(Tech Xplore)—We are quite accustomed to hearing about the wonders of enjoying a global experience in a connected universe where communications ignores limitations of borders, arrival gates and physical walls. Not everyone gets to enjoy.
Take Australia. Over 65 percent of Australia still receives no mobile signal. That's an area larger than the European Union.
One solution has been in the works and it leverages a very familiar vehicle in Australia, the Toyota LandCruiser. This initiative is the Toyota LandCruiser Emergency Network.
Video notes posted last month said the LandCruiser Emergency Network is an ongoing project aiming to bring emergency communications to rural and remote Australian communities that currently receive no mobile signal.
People in the video, seen in Outback settings, said there are risks in going into remote areas without communication; one participant said, "Out here, you have to worry." He counted factors such as heat, a question of whether or not you have enough water and snakes. Another person said, "If phones don't work you're on your own."
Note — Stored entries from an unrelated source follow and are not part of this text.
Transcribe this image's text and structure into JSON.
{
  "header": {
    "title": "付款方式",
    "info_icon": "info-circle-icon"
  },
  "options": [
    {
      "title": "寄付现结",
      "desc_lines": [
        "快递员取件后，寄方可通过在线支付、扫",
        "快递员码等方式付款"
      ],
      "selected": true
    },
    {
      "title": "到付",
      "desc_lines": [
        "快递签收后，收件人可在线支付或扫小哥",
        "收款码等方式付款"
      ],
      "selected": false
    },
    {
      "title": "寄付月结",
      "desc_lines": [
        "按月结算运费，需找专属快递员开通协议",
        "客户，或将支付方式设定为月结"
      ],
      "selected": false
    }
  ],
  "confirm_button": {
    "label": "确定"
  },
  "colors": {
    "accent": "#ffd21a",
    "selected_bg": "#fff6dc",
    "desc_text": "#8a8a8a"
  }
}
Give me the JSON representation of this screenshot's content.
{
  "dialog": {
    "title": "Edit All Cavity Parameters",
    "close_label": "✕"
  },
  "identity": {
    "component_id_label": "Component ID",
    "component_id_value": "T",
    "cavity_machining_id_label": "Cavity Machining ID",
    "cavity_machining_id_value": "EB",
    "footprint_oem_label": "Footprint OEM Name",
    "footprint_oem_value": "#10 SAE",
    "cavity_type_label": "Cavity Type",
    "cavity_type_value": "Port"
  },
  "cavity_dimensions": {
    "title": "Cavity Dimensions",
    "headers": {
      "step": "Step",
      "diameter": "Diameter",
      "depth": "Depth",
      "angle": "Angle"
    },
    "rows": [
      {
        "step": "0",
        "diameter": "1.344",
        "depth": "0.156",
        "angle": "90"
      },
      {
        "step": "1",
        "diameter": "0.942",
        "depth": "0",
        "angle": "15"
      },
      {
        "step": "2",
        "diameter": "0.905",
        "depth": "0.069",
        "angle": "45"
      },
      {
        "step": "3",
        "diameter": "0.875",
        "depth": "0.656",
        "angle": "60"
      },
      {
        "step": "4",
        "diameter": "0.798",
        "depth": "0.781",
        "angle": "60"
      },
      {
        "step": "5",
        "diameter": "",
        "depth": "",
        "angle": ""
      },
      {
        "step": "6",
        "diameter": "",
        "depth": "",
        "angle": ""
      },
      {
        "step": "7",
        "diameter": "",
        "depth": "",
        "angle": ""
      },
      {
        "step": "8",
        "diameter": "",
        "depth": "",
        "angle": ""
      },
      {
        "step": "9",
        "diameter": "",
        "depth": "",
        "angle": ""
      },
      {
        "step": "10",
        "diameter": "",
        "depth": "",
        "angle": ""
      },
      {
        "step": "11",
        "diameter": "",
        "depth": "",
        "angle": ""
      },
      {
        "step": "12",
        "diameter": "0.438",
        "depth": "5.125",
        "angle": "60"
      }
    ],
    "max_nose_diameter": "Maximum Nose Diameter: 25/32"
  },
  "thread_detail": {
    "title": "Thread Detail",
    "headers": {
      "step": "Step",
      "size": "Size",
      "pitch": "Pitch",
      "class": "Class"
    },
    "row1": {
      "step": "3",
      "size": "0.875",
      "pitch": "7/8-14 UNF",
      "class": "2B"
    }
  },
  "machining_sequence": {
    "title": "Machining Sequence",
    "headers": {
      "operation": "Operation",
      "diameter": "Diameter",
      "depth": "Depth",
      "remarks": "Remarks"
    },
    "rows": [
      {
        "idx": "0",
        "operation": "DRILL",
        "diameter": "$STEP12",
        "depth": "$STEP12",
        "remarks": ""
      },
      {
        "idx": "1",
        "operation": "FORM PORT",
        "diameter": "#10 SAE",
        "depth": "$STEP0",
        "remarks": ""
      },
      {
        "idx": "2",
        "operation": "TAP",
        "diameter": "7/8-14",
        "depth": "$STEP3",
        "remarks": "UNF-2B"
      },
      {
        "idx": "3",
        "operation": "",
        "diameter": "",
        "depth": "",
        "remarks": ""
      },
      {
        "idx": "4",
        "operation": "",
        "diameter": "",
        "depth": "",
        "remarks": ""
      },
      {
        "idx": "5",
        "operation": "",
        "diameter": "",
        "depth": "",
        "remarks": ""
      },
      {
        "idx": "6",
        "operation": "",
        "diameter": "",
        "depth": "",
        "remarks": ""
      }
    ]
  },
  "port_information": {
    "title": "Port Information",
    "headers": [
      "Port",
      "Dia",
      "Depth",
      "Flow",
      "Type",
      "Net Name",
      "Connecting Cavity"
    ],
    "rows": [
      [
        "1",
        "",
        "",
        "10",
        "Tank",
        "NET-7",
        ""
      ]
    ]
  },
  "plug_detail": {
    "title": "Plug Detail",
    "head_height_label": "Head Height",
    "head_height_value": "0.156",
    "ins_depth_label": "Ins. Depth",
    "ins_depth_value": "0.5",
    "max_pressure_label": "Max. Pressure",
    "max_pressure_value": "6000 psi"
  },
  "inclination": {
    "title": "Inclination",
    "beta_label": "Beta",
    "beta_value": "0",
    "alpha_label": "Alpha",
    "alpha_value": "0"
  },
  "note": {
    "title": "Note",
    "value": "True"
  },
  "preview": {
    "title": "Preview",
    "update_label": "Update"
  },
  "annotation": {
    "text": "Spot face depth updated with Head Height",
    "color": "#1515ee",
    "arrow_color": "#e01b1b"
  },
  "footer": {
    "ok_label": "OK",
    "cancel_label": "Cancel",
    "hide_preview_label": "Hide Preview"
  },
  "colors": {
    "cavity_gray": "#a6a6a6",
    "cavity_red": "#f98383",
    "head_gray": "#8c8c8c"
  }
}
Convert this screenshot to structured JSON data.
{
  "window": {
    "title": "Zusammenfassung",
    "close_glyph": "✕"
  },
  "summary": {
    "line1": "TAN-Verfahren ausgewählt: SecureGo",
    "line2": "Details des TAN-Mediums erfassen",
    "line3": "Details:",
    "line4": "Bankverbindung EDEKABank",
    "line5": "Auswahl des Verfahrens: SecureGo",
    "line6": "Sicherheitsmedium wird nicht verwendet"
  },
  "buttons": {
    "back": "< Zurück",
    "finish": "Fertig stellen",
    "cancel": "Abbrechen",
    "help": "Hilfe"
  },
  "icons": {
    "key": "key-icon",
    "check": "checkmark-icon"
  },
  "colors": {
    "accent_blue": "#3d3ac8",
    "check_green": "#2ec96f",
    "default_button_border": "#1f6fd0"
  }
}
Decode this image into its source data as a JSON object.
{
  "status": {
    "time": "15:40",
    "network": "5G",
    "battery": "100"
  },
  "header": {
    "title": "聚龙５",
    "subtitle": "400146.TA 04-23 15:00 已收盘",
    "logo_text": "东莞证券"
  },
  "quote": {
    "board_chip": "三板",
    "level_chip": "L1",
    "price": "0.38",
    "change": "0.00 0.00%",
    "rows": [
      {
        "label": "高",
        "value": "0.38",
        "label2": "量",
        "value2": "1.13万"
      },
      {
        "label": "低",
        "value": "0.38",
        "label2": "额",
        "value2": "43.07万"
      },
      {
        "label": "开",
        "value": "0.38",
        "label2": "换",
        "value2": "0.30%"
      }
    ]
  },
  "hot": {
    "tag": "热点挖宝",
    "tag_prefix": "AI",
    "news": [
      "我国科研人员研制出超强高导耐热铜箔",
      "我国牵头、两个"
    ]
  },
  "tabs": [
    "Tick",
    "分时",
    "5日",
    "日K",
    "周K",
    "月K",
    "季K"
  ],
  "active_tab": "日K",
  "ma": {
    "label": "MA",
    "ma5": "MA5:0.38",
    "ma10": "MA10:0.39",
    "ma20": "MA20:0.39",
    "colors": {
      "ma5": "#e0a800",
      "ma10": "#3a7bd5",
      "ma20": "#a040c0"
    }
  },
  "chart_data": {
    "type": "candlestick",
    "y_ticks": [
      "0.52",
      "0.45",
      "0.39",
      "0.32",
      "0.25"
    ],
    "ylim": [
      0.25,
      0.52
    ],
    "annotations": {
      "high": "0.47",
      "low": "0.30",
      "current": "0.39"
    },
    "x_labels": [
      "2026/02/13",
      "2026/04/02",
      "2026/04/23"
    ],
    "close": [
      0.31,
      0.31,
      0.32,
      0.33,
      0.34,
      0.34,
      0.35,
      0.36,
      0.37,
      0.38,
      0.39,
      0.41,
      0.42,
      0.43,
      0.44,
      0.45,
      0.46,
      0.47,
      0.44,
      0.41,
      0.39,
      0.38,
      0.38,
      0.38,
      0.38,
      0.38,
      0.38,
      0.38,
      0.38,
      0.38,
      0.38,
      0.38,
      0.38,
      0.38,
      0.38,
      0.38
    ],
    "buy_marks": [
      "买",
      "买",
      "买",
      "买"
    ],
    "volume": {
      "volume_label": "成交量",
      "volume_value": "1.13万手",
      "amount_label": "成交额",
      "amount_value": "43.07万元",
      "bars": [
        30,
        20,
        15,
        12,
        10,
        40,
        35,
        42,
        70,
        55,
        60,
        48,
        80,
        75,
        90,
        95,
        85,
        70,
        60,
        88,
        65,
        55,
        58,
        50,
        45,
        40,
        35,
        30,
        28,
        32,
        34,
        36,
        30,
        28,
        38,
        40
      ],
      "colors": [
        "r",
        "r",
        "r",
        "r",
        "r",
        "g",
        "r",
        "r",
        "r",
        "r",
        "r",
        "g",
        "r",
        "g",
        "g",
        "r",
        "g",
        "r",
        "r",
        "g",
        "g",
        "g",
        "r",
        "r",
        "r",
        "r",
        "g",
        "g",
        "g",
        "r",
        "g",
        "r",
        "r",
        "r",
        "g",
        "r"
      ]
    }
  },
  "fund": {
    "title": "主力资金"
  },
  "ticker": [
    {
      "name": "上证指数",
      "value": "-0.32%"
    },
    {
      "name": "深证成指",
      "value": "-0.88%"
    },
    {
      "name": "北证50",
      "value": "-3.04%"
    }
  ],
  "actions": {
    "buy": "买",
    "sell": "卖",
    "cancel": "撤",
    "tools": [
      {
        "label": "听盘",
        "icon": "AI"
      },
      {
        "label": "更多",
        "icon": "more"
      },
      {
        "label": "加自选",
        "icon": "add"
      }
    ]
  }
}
The LandCruiser Emergency Network is fundamentally turning vehicles into an emergency mobile network. In being connected this way they can provide mobile services in emergencies. How: The project team makes use of a simple plug and play device for the vehicle.
This is a small cylindrical object that was developed in conjunction with Flinders University. It can turn the vehicle into an emergency communications hotspot with up to a 25km range. The signal is passed from vehicle to vehicle—as soon as one of these gets close to a base station the message alerts first responders and is carried off to the outside world.
Klint Finley of Wired Business elaborated: "If someone is lost in the Outback or needs help, the system would allow them to connect to one of these hotspots via Wi-Fi. The hotspot would then seek out any other Land Cruiser hotspots within a range of a little over 15 miles and pass the emergency beacon along to them. With enough properly equipped LandCruisers, the message would travel up the chain until it finally reached emergency first responders." A Saatchi & Saatchi release on the project said the engineering involves a " clever mix of WI-FI, UHF and Delay Tolerant Networking (DTN) technology."
To say that the LandCruiser has a substantial presence in the outback is not marketing hyperbole. Commented Wired: "The sport utility vehicles are the closest thing that the Outback has to ubiquitous infrastructure." Brad Cramb, Toyota Motor Corporation Australia, said they sell more LandCruisers in Australia per capita than anywhere else in the world.
No matter where you go in the Outback you find LandCruisers, said Dr. Paul Gardener-Stephen, project engineer, Flinders University.
The network initiative started in August last year, also involving Saatchi & Saatchi in partnership with Flinders University. The technology is being piloted in a fleet of LandCruisers fitted with the device in the Flinders Ranges.